The peace talks between FARC rebel leaders and the Colombian government have been in process for over three years in Havana, Cuba.
The Colombian government and FARC rebels are getting closer to finalizing peace talks and an agreement to bring an end to over five decades of internal armed conflict after more than three years of negotiations, an official from Norway, one of the mediating countries in the talks, said Tuesday.
“We’re making progress in Colombia and I believe that with luck we are close to an agreement,” said Norwegian Foreign Minister Borge Brende, according to Reuters.
Norway and Cuba are mediating peace talks, launched in 2012 in Havana, Cuba, by the Colombian government and the Armed Revolutionary Forces of Colombia, better known as the FARC.
The two sides of the conflict already missed a self-imposed deadline to conclude the peace talks by March 23, but both FARC and government negotiators agreed to extend the process and have expressed confidence that a final deal is not far off.
The peace talks have already successfully led to partial agreements on agrarian reform, political participation of former rebels, illicit substances, and the rights of victims and transitional justice.
Details of a bilateral cease-fire remains a key outstanding item on the agenda.

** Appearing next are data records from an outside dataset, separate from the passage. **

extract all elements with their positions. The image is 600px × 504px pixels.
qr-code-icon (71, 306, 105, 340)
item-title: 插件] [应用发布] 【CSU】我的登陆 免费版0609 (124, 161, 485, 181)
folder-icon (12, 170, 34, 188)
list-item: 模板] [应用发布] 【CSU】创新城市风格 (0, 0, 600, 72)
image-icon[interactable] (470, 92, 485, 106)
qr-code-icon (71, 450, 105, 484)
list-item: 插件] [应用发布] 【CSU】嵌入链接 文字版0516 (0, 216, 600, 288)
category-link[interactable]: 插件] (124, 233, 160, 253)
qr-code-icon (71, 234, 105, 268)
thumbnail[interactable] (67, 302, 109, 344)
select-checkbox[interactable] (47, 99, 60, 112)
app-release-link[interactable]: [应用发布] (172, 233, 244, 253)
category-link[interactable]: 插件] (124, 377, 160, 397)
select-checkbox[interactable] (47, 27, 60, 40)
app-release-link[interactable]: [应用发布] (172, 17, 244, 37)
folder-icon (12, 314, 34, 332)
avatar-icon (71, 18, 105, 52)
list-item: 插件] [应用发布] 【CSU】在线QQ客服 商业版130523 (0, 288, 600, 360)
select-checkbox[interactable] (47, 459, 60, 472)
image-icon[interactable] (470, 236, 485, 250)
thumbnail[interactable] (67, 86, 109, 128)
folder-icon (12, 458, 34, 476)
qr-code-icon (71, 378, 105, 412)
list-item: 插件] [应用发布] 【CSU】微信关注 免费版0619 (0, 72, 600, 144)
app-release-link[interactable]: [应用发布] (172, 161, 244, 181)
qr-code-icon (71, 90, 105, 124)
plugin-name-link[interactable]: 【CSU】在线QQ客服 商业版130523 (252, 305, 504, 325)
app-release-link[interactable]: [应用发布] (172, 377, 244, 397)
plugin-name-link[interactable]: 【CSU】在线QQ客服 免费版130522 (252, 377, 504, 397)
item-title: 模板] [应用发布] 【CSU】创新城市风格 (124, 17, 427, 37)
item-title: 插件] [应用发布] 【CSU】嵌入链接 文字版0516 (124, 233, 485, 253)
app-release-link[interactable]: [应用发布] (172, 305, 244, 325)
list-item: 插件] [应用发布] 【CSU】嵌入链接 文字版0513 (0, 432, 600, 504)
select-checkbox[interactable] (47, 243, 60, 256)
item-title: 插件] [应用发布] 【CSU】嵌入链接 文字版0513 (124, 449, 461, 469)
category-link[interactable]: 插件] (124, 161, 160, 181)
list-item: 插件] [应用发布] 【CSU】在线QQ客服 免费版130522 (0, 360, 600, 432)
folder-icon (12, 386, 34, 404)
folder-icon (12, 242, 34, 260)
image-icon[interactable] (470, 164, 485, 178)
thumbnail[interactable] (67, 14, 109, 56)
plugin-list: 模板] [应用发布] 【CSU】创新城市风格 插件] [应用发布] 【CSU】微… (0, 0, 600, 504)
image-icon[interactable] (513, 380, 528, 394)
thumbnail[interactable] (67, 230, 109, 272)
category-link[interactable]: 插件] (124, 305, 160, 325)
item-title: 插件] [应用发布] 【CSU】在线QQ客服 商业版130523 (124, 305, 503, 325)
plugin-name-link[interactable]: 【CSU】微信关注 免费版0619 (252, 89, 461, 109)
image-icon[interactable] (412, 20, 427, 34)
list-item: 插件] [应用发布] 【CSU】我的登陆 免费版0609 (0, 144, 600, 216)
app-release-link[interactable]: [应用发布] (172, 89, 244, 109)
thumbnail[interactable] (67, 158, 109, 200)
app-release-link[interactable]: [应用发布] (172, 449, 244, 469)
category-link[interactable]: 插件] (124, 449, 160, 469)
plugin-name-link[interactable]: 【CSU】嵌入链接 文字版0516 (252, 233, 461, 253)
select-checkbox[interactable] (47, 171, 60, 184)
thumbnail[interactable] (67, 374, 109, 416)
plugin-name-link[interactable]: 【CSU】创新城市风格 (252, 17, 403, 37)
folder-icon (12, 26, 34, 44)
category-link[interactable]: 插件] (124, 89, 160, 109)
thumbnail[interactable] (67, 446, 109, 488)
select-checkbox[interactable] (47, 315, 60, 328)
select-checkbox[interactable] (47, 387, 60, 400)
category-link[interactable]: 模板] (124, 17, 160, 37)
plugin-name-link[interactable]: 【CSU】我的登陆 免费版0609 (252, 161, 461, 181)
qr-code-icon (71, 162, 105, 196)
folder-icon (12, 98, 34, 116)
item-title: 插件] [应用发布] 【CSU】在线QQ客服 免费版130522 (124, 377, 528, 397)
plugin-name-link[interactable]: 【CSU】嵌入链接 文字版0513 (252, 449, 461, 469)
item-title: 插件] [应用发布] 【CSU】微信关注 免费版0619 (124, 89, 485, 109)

FARC leaders and human rights defenders have repeatedly argued that peace will only be achieved if the government takes serious action toward acknowledging and tackling the ongoing problem of paramilitary violence in the country.
The much-anticipated peace agreement is set to bring an end to over 50 years of armed conflict between the Colombian government and the FARC that has affected more than six million people.